This topic uses a simple example to describe how to use Data Guard.

Prerequisites

Before using Data Guard, note the following:

  • You can request permissions on fields only in a workspace with LabelSecurity enabled. If LabelSecurity is disabled for a workspace, you can request permissions only on tables in this workspace.
  • To ensure that field permissions are valid in the specified validity period, ensure that the security level of each field is higher than the security level of your account.

    After permissions on a table are granted to you, you automatically obtain permissions on the fields whose security level is 0 or not higher than the security level of your account. The permissions on these fields are permanently valid and cannot be separately revoked.

  • For more information about LabelSecurity, see Column-level access control.

Example

This example includes the following operations:

  1. Request permissions on tables A and B by using a RAM account.
  2. Approve the request by using an Alibaba Cloud account.
  3. Revoke the permissions on some fields in table A by using the RAM account.
  4. Revoke the permissions on table A by using the RAM account.
  5. Revoke the permissions of the RAM account on table B by using the Alibaba Cloud account.

Request permissions on tables A and B by using a RAM account

  1. Log on to Data Guard by using the RAM account. In the left-side navigation pane, click My Permissions. The Table tab appears.
  2. Select the fields in tables A and B on which you want to request permissions and click Request Approval.
  3. Set the parameters in the Table Permission Request dialog box.
  4. Click Submit.

Approve the request by using an Alibaba Cloud account

  1. Log on to Data Guard by using the Alibaba cloud.

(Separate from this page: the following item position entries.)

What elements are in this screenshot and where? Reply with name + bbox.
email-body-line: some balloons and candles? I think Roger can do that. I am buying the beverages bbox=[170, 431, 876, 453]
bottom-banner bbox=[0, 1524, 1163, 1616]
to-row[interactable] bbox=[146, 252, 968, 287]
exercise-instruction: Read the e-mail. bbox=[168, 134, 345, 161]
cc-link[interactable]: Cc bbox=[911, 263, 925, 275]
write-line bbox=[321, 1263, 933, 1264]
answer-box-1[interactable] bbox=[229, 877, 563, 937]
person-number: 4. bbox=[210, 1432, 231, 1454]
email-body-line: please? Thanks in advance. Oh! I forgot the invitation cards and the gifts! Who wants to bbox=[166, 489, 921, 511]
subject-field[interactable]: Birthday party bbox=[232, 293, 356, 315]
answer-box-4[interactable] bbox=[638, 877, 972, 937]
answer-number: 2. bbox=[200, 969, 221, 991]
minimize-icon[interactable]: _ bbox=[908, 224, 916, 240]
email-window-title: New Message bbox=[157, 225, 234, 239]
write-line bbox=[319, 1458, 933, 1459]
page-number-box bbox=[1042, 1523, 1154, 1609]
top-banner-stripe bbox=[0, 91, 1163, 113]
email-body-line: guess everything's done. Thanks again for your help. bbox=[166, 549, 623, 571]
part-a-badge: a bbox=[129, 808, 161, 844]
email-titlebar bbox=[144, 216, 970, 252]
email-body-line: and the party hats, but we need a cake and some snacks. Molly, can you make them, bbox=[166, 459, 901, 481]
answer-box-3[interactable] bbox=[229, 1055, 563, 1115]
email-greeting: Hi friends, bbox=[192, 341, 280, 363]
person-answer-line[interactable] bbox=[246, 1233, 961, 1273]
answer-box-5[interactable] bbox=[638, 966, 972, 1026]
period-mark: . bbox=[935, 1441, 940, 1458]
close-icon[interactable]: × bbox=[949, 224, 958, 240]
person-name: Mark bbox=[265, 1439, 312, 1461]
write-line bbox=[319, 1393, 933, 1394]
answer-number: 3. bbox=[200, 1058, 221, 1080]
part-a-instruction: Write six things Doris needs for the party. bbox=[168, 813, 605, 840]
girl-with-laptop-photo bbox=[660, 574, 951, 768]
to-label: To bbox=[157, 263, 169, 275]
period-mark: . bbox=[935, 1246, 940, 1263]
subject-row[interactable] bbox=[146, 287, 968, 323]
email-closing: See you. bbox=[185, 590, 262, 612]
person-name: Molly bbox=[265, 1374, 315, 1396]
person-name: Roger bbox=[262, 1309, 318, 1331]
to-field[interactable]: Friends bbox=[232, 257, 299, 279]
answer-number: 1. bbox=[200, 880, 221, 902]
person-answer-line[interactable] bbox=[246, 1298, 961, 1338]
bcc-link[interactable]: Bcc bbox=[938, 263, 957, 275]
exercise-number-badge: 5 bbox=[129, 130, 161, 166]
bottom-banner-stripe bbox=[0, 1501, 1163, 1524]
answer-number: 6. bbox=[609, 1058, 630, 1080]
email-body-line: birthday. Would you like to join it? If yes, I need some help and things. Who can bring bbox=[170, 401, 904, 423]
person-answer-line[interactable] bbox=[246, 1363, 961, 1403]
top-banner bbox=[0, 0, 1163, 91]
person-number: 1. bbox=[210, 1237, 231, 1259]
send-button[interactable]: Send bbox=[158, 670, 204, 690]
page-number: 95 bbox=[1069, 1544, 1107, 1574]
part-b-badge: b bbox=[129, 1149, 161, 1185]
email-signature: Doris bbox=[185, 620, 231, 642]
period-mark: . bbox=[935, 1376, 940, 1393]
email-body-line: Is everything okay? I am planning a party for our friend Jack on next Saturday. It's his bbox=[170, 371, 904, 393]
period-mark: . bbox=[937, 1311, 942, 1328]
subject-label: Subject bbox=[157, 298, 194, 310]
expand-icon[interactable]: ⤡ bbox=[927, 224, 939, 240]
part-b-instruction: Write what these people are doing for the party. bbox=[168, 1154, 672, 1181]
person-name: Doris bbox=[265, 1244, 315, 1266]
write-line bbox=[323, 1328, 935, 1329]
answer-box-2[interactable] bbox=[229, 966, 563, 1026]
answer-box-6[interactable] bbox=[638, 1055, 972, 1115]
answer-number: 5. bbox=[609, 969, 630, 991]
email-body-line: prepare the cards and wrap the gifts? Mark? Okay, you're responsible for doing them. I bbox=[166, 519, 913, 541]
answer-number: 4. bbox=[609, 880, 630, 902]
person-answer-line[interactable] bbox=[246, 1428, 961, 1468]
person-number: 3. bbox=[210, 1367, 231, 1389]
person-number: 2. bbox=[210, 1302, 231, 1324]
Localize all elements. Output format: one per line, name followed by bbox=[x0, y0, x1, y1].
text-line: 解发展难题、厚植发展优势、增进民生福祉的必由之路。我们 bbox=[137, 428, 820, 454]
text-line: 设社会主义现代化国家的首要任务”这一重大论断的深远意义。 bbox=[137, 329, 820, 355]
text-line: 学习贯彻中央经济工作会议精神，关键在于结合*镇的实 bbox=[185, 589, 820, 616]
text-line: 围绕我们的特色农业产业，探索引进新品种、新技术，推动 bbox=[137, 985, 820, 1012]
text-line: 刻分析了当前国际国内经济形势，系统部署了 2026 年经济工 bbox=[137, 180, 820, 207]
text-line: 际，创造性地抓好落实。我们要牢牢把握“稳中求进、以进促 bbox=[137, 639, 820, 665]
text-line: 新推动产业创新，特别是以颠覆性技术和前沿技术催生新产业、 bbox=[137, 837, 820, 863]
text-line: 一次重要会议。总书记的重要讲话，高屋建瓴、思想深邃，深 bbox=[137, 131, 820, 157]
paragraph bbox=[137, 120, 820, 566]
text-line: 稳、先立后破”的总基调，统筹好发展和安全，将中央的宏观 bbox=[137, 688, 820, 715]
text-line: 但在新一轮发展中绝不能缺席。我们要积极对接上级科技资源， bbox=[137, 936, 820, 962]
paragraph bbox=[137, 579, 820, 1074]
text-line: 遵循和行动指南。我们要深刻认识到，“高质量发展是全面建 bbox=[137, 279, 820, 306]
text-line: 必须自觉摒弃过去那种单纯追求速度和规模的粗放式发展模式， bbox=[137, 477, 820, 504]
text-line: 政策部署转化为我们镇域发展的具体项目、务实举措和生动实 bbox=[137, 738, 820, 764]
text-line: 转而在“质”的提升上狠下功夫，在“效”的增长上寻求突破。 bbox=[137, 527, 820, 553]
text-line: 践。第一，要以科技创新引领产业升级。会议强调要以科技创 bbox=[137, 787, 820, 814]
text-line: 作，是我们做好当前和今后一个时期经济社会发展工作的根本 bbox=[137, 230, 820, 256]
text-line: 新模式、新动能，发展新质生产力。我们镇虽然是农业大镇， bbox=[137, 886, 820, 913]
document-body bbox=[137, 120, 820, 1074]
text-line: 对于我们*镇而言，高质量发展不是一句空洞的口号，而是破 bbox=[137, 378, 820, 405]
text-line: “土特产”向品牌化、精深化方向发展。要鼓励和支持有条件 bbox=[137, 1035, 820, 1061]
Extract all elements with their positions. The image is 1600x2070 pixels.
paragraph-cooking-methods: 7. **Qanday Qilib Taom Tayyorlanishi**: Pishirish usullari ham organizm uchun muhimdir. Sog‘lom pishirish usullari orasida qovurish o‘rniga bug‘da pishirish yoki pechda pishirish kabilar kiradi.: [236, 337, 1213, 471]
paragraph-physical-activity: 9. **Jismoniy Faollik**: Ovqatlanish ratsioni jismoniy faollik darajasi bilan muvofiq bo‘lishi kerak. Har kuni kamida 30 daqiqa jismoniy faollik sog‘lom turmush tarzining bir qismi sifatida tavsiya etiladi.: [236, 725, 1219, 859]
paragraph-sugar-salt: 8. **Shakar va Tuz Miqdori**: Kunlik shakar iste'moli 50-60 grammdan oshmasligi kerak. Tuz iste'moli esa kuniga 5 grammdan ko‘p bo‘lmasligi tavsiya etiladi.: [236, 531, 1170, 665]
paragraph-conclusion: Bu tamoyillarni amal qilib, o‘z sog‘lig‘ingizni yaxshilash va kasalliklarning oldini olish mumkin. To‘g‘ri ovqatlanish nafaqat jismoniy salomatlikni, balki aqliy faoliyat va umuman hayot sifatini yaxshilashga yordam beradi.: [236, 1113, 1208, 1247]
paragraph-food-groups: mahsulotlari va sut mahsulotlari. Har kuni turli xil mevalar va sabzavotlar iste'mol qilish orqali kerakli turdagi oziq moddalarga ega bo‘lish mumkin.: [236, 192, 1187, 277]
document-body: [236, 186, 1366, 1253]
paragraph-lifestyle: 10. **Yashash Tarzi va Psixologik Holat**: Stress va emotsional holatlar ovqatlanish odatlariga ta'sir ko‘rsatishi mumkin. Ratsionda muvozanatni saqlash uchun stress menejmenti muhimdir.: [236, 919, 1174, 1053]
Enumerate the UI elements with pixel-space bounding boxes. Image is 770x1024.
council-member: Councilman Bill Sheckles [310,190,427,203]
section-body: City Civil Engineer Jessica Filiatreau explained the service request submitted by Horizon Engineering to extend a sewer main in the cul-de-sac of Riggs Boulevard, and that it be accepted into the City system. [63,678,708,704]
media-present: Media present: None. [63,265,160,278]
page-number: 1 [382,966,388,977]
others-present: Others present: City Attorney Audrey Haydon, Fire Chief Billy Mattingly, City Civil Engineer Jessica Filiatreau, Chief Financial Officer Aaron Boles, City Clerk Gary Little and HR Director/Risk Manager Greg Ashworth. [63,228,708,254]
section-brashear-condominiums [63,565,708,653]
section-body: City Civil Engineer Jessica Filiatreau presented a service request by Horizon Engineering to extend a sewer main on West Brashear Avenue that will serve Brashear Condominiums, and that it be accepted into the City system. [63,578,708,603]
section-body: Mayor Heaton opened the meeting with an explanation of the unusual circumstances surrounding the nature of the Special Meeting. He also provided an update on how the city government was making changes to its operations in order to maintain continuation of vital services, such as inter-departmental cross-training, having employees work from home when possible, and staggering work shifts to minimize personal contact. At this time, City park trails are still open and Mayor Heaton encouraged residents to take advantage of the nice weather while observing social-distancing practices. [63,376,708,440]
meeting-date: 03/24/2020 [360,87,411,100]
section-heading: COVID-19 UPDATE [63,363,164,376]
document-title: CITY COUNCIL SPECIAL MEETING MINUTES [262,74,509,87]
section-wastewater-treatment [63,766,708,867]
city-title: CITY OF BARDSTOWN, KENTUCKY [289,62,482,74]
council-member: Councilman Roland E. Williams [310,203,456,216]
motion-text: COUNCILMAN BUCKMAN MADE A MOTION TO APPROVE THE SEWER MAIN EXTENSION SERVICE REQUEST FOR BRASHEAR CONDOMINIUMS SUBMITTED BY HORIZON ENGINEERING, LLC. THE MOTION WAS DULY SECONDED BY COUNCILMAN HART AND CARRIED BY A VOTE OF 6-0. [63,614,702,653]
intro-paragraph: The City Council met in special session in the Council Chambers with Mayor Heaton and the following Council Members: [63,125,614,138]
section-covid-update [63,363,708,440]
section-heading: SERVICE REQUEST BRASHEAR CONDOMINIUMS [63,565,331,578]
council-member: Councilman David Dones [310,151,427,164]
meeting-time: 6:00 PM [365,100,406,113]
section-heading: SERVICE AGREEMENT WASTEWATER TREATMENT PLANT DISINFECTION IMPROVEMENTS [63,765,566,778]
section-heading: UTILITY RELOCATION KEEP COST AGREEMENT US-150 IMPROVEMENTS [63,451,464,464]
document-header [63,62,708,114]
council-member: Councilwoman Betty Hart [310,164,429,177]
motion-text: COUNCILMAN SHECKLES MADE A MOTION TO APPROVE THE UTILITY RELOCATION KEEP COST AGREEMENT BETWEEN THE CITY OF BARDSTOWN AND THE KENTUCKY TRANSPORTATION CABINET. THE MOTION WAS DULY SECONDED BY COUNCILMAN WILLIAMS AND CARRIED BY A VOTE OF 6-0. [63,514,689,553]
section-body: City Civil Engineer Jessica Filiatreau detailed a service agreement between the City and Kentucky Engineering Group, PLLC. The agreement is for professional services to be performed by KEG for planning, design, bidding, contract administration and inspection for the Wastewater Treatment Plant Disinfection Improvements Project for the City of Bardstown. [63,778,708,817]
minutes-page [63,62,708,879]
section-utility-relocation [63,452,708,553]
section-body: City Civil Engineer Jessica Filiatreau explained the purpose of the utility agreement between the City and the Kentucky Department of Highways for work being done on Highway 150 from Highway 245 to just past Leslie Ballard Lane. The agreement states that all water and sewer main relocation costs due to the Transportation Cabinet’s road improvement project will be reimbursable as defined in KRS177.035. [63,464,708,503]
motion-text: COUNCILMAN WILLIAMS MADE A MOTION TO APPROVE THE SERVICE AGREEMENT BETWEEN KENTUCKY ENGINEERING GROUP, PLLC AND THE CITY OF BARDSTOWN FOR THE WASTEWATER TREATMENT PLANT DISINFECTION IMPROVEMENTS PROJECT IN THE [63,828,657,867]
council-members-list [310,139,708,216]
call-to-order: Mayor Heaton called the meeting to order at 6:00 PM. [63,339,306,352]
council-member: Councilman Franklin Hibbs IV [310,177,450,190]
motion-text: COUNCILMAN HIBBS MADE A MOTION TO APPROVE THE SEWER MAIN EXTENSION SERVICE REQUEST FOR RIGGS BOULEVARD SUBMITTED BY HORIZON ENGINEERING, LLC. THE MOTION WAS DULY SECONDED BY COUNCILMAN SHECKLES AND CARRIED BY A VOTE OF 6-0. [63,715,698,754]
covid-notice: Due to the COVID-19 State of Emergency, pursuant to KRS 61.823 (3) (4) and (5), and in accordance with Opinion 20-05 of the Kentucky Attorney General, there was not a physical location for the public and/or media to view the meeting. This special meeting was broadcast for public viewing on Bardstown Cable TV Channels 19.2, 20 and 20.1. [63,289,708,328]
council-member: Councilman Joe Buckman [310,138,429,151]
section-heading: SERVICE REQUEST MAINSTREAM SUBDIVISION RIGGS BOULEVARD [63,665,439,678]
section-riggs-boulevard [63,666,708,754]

In the left-side navigation pane, click Approval Center. Click Pending Approval tab.
  2. Click Handle in the Actions column for the request submitted by the RAM account. On the Request Details page that appears, view the progress and objects requested.
  3. Enter your comment and click Approve to approve the request.

Revoke the permissions on some fields in table A by using the RAM account

  1. Log on to Data Guard by using the RAM account. In the left-side navigation pane, click My Permissions. The Table tab appears.
  2. Choose More > Revoke Field Permission in the Actions column for table A.
  3. In the Revoke Field Permission dialog box, select the fields on which you want to revoke permissions and click OK.

Revoke the permissions on table A by using the RAM account

  1. Log on to Data Guard by using the RAM account. In the left-side navigation pane, click My Permissions. The Table tab appears.
  2. Choose More > Revoke Permission in the Actions column for table A.
  3. In the Revoke Permission dialog box, select the permissions you want to revoke and click OK.

Revoke the permissions of the RAM account on table B by using the Alibaba Cloud account

  1. Log on to Data Guard by using the Alibaba Cloud account and click Authorizations in the left-side navigation pane. The Table tab appears.
  2. Click the plus sign (+) in front of table B to view all the accounts that have permissions on the table.
  3. Click Revoke Permission in the Actions column for the RAM account.
  4. In the Revoke Permission dialog box, select the permissions you want to revoke and click OK. The selected permissions of the RAM account on the table are revoked.